In this address I wish to explore something that has haunted me for years, which is the uncanny similarity between the epistemology and ontology of the “news story” in the newspaper and what we have come to call “contemporary legends”. This is in some ways a very old topic, after all, the topic of “newspaper folklore” is as old as the category of folklore itself, and both newspapers and folklore emerged in the 1850s. And many people have talked about the intersection of newspapers and folklore before, focusing in particular on how oral folklore, especially legends, get caught up and printed and recirculated as “news” in newspapers. So the first point is that newspapers become one alternate path for the circulation of folklore.  Hence, clippings from newspapers have been a  source of folkloric data from the very start. About 20 years ago, Jan Brunvand, who popularized “urban legends”, gave a keynote address on “Folklore in the News (and incidentally, on the net)”, where he explored both these points, which gives me my point of departure. My goal today is a little different. In addition to incorporation, where folklore becomes part and parcel of newspapers and other media, and “folkloresque” conscious imitation, in which items are printed in newspapers and other media that have the “odour” of folklore, there is a deeper connection. I’ll be arguing (in a North American newspaper context in the 19th century) that one kind of folkloric narrative, the legend, is an uncanny doppelganger of the epistemology and ontology of the news story in the newspaper: it is no accident that folkloric legends end up being reported as news, just as news stories, fake or not, in turn become part of oral folklore. They were born separately, but they have a natural affinity for one another, and this space of the hyphen between newspaper stories and legends is, I will argue, the folkloresque space of the “weird tale”.
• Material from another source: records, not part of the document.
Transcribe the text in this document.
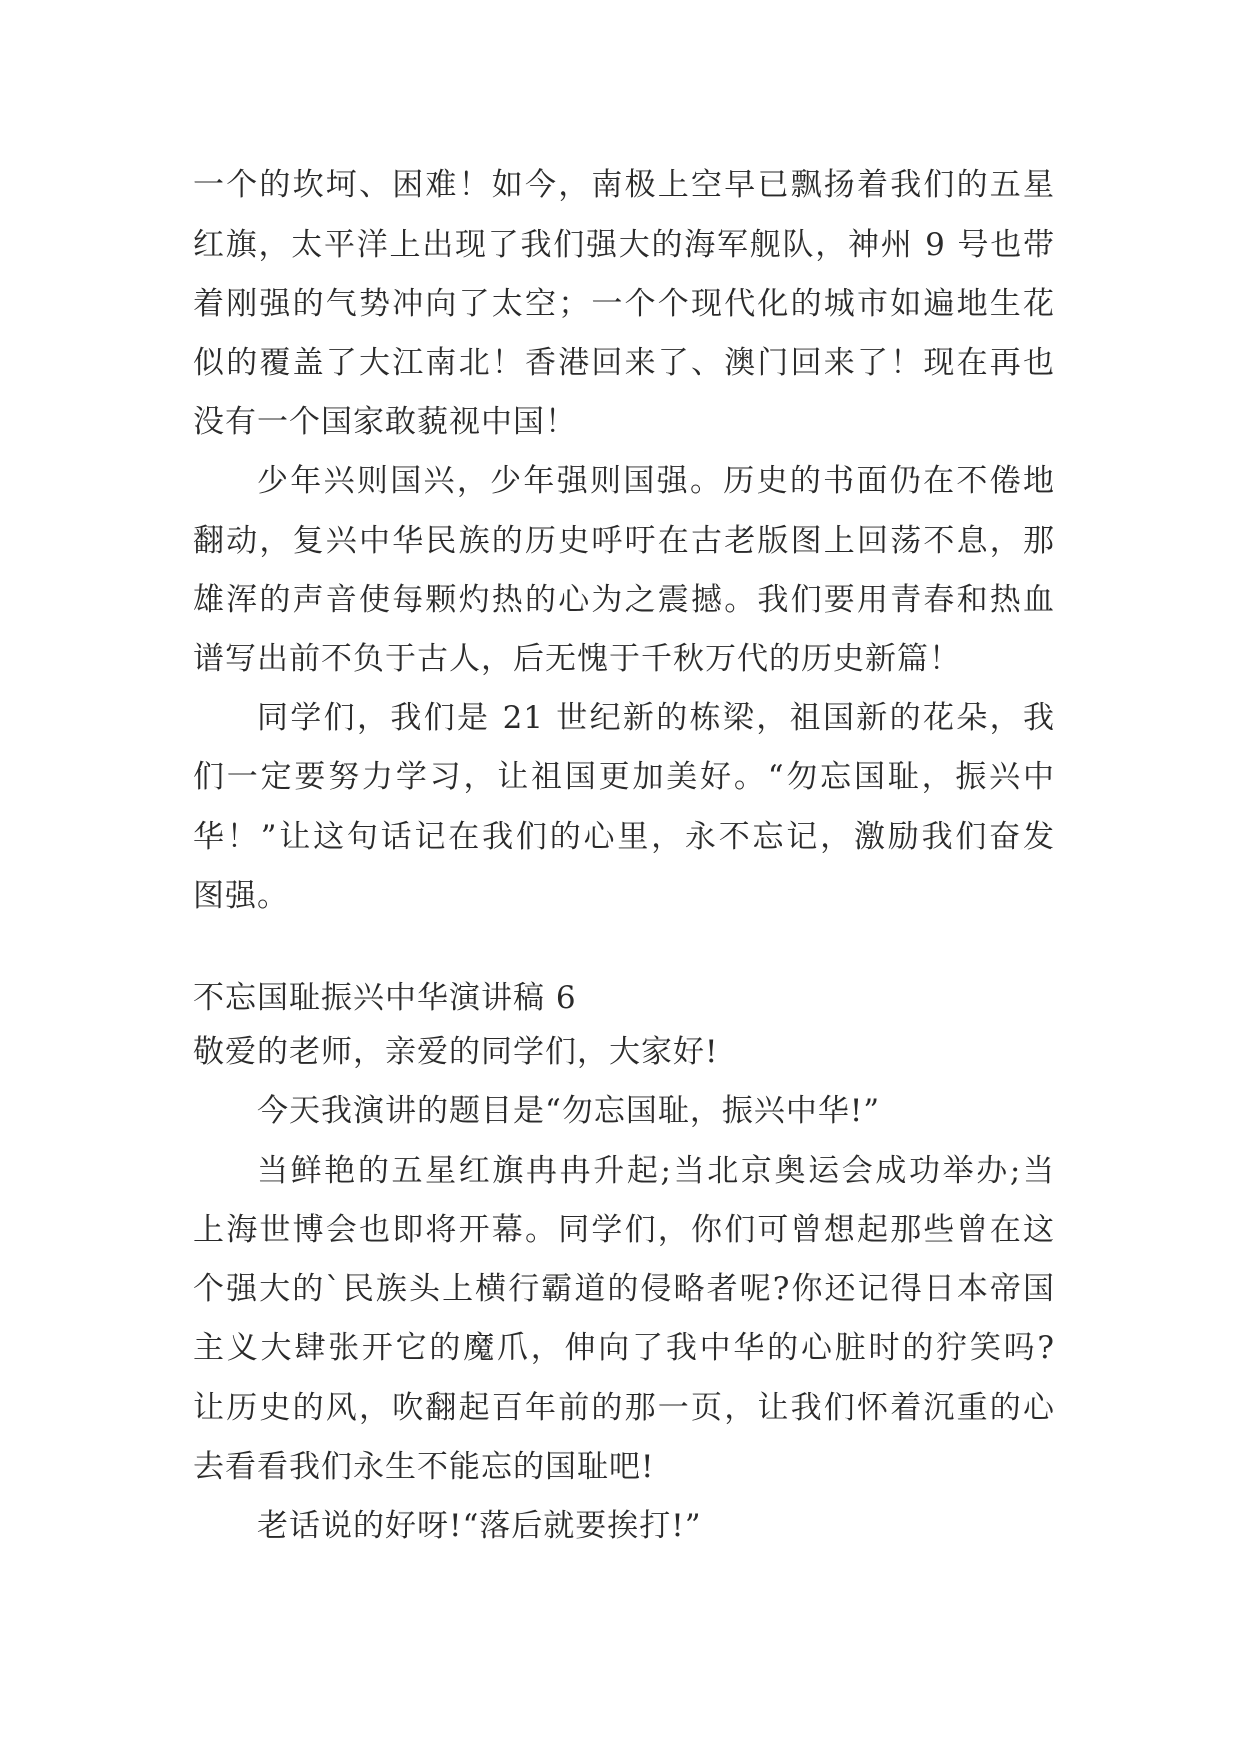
一个的坎坷、困难！如今，南极上空早已飘扬着我们的五星
红旗，太平洋上出现了我们强大的海军舰队，神州 9 号也带
着刚强的气势冲向了太空；一个个现代化的城市如遍地生花
似的覆盖了大江南北！香港回来了、澳门回来了！现在再也
没有一个国家敢藐视中国！
少年兴则国兴，少年强则国强。历史的书面仍在不倦地
翻动，复兴中华民族的历史呼吁在古老版图上回荡不息，那
雄浑的声音使每颗灼热的心为之震撼。我们要用青春和热血
谱写出前不负于古人，后无愧于千秋万代的历史新篇！
同学们，我们是 21 世纪新的栋梁，祖国新的花朵，我
们一定要努力学习，让祖国更加美好。“勿忘国耻，振兴中
华！”让这句话记在我们的心里，永不忘记，激励我们奋发
图强。
不忘国耻振兴中华演讲稿 6
敬爱的老师，亲爱的同学们，大家好!
今天我演讲的题目是“勿忘国耻，振兴中华!”
当鲜艳的五星红旗冉冉升起;当北京奥运会成功举办;当
上海世博会也即将开幕。同学们，你们可曾想起那些曾在这
个强大的`民族头上横行霸道的侵略者呢?你还记得日本帝国
主义大肆张开它的魔爪，伸向了我中华的心脏时的狞笑吗?
让历史的风，吹翻起百年前的那一页，让我们怀着沉重的心
去看看我们永生不能忘的国耻吧!
老话说的好呀!“落后就要挨打!”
Paul Manning is a linguist and linguistic anthropologist, much of his current work and teaching is on the semiotics of material culture.  He is the author of three books (Strangers in a Strange Land, Academic Studies press, 2012; Semiotics of Drinks and Drinking Continuum/Bloomsbury, 2012; and Love Stories, University of Toronto Press, 2015).  His primary ethnographic field site is the country of Georgia, but he has also worked in Wales and Argentina on Welsh-speaking populations.  He has written on the “spectral migrations” of various kinds of folkloric monsters in time and space, from Georgian goblins migrating into cities, and Cornish Pixies and Cornish Transatlantic mining spirits called Tommyknockers, to North American ghosts and Spiritualist seances.  He is currently working on a long-term ethnographic project on the semiotics of gardens and urban space in the country of Georgia.

Kaarina Koski, "Digital materiality of internet memes"

Scholarly attempts to define internet memes are various. From a cultural perspective, internet memes are a form of communication and the term ”meme” is an emic term, which derives from – but is not identical with – that of the meme theory. Thus, Internet memes are subject to the agency of the individuals and groups that create and use them. Similarly to any folklore, they may have symbolic value to group identity and give rise to disputes upon ownership. In addition to social meanings, I approach internet memes as material artifacts in a virtual environment. They are not just ideas but concrete visual images consisting of bits and pieces, and their existence, development, and distribution depends on technological devices and software. Current discussions on digital materiality highlight the agency of technology in digital cultures. Technology not only makes it possible to create and distribute digital cultural artifacts but its affordances also affect vernacular creativity: freely available software tools and platforms often shape the end product of meme makers. Consequently, we can define vernacular meme making as cooperation between the creative individual, the ongoing tradition in the community, and technology. Meme cultures, especially the internet ugly aesthetics, constantly comment upon the role of technology in meme production.

Kaarina Koski is a Finnish folklorist whose research interests include old and new belief traditions, legends and belief narratives, death cultures, uncanny experiences, internet cultures and all sorts of vernacular discourses. Koski has worked as a university lecturer of folkloristics at the University of Turku and recently as a senior researcher at the University of Helsinki.